輸出：純文本或HTML格式的表，從整個文檔的解析結果中獲得

（d）使用Nougat[5]、Donut[6]等端到端模型來解析整個文檔并提取與表相關的內容。這種方法不需要OCR模型

輸入：PDF或圖像格式的文檔

輸出：LaTeX或JSON格式的表，從整個文檔的解析結果中獲得

值得一提的是，無論使用何種方法提取表格信息，都應包括表格標題。這是因為在大多數情況下，表格標題是文檔或論文作者對表格的簡短描述，可以在很大程度上概括整個表格。

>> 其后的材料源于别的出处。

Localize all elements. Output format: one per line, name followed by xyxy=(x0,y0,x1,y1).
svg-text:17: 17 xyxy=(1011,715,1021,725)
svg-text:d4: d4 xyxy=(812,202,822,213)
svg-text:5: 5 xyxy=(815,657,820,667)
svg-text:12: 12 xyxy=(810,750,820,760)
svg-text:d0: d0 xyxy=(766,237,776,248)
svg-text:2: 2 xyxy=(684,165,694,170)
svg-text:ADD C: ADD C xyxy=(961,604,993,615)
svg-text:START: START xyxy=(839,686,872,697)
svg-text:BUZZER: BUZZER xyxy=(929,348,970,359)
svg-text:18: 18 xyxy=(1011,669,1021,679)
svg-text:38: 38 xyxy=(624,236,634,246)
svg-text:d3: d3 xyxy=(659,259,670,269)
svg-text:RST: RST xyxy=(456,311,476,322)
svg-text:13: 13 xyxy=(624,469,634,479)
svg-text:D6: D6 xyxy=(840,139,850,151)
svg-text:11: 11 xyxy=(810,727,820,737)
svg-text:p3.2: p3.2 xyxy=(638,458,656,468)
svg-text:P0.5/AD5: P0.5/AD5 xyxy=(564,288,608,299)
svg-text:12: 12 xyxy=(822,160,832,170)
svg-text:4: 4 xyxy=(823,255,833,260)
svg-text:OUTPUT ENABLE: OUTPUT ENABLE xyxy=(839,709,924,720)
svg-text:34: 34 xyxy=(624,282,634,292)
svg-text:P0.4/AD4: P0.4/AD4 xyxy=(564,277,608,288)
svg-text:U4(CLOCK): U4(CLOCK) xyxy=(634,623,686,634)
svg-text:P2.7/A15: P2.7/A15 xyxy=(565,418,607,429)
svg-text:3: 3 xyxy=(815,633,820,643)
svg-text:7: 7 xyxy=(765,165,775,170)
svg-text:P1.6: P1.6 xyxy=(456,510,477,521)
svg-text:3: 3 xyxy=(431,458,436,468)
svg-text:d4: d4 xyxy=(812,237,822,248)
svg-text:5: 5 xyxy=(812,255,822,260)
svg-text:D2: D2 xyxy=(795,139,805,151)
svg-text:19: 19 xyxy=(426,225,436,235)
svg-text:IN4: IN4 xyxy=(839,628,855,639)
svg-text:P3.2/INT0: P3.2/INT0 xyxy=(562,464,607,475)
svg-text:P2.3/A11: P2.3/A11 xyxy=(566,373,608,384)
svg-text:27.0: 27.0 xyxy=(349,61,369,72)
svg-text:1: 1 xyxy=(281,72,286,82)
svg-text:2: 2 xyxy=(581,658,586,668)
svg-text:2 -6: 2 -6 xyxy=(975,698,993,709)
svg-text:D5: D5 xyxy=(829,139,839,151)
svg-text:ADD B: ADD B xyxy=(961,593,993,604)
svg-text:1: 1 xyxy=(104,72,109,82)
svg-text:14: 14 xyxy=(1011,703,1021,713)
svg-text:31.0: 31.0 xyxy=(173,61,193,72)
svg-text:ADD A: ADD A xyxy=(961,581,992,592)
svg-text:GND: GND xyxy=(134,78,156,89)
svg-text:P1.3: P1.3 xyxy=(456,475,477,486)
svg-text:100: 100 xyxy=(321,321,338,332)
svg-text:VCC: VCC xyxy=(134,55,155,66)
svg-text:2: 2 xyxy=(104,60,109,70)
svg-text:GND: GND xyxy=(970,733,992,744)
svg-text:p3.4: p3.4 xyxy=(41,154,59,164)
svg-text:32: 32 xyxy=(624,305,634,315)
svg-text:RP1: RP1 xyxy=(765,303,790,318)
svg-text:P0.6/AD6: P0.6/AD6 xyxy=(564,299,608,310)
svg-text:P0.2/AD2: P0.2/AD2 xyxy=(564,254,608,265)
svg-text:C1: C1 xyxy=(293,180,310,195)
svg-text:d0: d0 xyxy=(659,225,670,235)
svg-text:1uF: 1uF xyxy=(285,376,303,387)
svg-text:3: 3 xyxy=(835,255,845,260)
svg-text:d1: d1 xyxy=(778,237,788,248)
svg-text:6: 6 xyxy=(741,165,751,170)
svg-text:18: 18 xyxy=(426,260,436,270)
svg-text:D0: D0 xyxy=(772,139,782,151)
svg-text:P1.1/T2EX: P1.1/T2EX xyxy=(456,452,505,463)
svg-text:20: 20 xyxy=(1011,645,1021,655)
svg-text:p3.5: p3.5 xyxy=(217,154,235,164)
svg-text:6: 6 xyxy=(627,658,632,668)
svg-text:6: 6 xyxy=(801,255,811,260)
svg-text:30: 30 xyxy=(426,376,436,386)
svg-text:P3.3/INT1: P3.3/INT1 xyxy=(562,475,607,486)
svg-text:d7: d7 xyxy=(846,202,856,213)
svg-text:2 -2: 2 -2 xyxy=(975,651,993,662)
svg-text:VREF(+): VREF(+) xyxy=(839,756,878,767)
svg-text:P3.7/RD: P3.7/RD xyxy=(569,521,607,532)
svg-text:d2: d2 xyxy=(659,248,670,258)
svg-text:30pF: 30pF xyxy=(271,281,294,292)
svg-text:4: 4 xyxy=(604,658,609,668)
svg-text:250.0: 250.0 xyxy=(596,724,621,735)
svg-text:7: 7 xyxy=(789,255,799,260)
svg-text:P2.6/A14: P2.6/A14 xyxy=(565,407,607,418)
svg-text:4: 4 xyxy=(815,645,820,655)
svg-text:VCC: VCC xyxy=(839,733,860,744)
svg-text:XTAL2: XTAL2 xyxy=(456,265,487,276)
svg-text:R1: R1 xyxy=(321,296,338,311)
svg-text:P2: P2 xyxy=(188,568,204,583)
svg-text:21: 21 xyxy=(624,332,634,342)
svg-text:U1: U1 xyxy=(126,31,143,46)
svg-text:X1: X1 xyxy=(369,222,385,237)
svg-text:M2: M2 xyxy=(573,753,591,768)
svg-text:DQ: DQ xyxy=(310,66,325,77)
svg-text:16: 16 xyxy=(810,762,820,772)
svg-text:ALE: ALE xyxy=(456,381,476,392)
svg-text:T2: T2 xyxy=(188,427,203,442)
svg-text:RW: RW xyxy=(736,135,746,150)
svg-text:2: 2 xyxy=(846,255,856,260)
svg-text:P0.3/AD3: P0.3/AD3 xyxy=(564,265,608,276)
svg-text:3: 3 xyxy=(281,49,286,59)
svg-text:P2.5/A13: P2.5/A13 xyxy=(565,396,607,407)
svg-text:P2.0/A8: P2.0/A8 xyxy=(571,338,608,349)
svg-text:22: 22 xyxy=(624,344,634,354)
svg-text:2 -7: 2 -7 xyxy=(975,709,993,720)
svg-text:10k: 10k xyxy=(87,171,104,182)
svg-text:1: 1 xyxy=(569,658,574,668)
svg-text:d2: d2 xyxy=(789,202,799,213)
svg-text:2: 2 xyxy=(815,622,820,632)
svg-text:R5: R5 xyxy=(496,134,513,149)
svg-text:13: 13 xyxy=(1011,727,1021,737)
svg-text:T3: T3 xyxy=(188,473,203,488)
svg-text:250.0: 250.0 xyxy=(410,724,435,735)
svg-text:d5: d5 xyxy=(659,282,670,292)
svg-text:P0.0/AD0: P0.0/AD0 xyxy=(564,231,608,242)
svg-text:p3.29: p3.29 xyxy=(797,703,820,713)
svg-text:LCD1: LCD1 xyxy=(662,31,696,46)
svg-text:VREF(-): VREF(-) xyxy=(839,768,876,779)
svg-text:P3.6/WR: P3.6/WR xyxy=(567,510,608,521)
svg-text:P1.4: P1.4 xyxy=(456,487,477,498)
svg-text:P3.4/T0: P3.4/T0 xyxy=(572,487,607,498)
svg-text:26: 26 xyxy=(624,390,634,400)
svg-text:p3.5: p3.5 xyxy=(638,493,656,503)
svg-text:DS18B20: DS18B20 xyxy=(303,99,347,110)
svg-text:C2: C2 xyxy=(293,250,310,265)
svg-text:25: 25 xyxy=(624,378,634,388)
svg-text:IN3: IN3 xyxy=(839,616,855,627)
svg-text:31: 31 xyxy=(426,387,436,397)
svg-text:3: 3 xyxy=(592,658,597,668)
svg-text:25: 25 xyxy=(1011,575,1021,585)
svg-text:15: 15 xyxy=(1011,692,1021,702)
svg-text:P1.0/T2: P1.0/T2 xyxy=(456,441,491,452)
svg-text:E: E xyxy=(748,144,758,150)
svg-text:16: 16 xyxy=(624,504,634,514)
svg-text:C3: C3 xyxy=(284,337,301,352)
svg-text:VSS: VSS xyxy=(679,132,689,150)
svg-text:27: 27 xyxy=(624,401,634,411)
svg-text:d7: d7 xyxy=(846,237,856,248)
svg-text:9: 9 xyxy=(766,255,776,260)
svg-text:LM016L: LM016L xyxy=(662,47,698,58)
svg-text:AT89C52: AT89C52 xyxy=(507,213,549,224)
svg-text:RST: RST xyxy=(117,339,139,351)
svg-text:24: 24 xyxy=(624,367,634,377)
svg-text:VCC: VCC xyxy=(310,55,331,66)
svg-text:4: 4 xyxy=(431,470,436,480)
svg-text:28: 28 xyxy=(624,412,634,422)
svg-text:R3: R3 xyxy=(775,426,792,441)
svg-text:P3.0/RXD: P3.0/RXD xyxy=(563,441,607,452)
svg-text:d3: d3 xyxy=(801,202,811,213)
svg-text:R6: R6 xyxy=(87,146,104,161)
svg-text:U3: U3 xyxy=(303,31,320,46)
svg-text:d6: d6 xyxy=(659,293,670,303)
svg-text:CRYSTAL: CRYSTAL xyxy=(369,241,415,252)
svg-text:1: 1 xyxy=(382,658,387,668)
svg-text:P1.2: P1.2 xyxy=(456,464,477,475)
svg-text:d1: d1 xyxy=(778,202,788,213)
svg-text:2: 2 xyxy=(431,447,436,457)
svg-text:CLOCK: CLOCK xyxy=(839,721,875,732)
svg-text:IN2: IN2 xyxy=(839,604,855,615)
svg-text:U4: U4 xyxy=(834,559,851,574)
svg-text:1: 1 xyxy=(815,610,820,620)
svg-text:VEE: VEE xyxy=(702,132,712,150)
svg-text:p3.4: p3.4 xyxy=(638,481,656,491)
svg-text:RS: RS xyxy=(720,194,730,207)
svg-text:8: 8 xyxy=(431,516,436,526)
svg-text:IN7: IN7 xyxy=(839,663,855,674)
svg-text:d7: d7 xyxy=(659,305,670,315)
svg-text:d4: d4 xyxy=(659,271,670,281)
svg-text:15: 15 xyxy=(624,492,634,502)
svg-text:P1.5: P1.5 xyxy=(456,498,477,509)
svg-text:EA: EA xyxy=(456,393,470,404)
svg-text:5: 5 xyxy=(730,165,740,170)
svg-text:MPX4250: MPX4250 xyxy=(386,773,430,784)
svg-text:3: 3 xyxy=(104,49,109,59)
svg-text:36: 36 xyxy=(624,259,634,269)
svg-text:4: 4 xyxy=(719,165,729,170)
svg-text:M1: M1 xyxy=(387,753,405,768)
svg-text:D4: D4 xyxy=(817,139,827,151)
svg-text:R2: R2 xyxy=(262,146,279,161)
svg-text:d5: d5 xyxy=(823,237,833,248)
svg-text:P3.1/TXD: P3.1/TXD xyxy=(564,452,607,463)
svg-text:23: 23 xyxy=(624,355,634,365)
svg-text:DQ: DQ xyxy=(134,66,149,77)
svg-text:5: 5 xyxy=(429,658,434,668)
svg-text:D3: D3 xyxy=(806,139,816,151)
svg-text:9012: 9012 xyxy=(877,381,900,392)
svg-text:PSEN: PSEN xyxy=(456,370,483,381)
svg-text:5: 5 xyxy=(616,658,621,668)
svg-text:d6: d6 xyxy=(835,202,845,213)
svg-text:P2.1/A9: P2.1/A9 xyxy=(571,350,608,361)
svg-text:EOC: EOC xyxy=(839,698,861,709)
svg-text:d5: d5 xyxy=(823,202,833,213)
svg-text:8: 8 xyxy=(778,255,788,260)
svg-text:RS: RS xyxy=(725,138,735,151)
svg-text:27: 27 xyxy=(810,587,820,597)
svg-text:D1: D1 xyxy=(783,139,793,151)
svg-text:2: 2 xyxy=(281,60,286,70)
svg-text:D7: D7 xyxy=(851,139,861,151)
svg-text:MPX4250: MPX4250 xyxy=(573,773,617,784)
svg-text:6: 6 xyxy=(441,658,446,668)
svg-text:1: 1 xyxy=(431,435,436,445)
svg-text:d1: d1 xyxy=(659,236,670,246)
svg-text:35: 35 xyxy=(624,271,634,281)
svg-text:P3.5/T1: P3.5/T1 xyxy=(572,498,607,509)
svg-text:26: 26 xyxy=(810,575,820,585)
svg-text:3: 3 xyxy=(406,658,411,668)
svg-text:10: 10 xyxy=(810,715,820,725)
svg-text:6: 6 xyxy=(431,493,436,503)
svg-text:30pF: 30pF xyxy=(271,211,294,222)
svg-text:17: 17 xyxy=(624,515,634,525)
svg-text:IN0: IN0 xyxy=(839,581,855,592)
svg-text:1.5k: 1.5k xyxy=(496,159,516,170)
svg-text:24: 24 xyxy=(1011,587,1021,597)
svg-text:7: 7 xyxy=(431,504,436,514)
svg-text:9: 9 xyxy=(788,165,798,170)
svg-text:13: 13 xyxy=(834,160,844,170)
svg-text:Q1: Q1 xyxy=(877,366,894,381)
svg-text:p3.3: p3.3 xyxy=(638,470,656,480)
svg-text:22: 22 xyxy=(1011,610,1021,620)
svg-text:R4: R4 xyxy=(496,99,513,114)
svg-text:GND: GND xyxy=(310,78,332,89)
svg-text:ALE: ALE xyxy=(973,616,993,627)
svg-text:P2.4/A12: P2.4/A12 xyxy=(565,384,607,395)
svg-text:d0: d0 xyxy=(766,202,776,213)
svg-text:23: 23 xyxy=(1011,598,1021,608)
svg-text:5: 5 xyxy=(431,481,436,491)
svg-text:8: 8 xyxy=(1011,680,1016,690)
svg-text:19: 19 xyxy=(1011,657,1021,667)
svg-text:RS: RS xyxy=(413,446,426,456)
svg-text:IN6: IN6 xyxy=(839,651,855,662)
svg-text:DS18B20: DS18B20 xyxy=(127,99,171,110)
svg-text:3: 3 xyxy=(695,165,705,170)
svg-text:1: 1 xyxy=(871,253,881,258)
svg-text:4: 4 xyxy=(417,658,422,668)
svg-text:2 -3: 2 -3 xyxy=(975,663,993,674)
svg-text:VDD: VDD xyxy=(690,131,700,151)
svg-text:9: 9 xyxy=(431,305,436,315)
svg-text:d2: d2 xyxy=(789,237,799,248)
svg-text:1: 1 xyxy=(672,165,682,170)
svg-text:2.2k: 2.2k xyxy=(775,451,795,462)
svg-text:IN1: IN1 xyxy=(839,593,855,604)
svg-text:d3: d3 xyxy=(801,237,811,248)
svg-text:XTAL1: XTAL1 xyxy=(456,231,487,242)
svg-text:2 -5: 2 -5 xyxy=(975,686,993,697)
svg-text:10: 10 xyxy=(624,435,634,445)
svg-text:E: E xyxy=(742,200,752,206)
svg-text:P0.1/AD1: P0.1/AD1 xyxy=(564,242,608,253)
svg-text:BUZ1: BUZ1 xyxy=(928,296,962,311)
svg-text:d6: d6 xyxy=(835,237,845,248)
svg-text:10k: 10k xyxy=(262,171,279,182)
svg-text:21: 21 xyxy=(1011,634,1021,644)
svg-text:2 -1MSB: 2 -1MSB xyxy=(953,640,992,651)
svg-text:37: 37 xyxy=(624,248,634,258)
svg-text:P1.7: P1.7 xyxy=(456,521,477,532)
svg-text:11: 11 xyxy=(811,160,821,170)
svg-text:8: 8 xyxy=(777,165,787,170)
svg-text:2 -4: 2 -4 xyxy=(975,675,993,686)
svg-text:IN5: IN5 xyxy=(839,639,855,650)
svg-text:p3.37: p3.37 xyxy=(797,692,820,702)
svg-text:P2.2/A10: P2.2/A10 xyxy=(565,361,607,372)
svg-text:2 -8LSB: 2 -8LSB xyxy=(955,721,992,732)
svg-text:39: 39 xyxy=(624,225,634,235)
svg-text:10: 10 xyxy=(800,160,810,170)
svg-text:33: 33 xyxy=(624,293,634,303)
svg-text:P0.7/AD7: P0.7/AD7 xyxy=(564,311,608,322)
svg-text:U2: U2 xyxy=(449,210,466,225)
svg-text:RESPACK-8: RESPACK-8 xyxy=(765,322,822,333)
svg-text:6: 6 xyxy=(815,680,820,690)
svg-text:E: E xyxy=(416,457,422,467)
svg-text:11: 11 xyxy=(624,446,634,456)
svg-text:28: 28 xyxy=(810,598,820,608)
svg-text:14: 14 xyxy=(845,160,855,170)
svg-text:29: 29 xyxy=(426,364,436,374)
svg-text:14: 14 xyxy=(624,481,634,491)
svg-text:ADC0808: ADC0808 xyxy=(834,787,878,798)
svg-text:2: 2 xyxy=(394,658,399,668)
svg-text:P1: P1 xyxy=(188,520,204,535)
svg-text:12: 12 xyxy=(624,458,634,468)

在上述四種方法中，方法（d）允許容易地檢索表標題，這將在下面的實驗中進一步解釋。

1.2 索引結構

根據索引的結構，大致可以分為以下幾類：

（e）僅使用圖像格式的索引表；

（f）僅使用純文本或JSON格式的索引表；

（g）僅使用LaTeX格式的索引表；

（h）僅為表的摘要編制索引；

（i）“從小到大”或“文檔摘要索引”結構，如圖2所示：

小塊的內容可以是來自表的每一行的信息或表的摘要。
大塊的內容可以是圖像格式、純文本格式或LaTeX格式的表。

如上所述，表格摘要通常使用LLM生成：

輸入：圖像格式、文本格式或LaTeX格式的表格

輸出：表格摘要

1.3 不需要表解析、索引或RAG的算法

下面介紹一些不需要表解析的算法：

（j）將相關圖像（PDF頁面）和用戶查詢發送到VQA模型（如DAN等）或多模態LLM，并返回答案；

要索引的內容：圖像格式的文檔

發送到VQA模型或多模態LLM的內容：查詢+圖像形式的相應頁面

（k）將相關文本格式的PDF頁面和用戶的查詢發送到LLM，然后返回答案；

要索引的內容：文本格式的文檔

發送到LLM的內容：查詢+文本格式的相應頁面

（l）將相關圖像（PDF頁面）、文本塊和用戶的查詢發送到多模態LLM（如GPT-4V等），并直接返回答案；

要索引的內容：圖像格式的文檔和文本格式的文檔塊

發送到多模態LLM的內容：查詢+文檔的相應圖像形式+相應的文本塊

以下是一些不需要索引的方法，如圖3和圖4所示：

（m）首先，應用類別（a）到（d）中的一種方法，將文檔中的所有表格解析為圖像形式，然后直接將所有表格圖像和用戶的查詢發送到多模態LLM（如GPT-4V等）并返回答案。

要索引的內容：無

發送到多模態LLM的內容：查詢+所有解析的表（圖像格式）

（n）使用（m）提取的圖像格式的表格，然后使用OCR模型識別表格中的所有文本，然后直接將表格中的全部文本和用戶的查詢發送到LLM并直接返回答案。

要索引的內容：無

發送到LLM的內容：用戶查詢+所有表內容（文本格式）

值得注意的是，有些方法不依賴于RAG過程：

? ? ? ?第一種方法不使用LLM，在特定的數據集上進行訓練，并使模型（如類似BERT的transformer）能夠更好地支持表理解任務，如TAPAS[7]。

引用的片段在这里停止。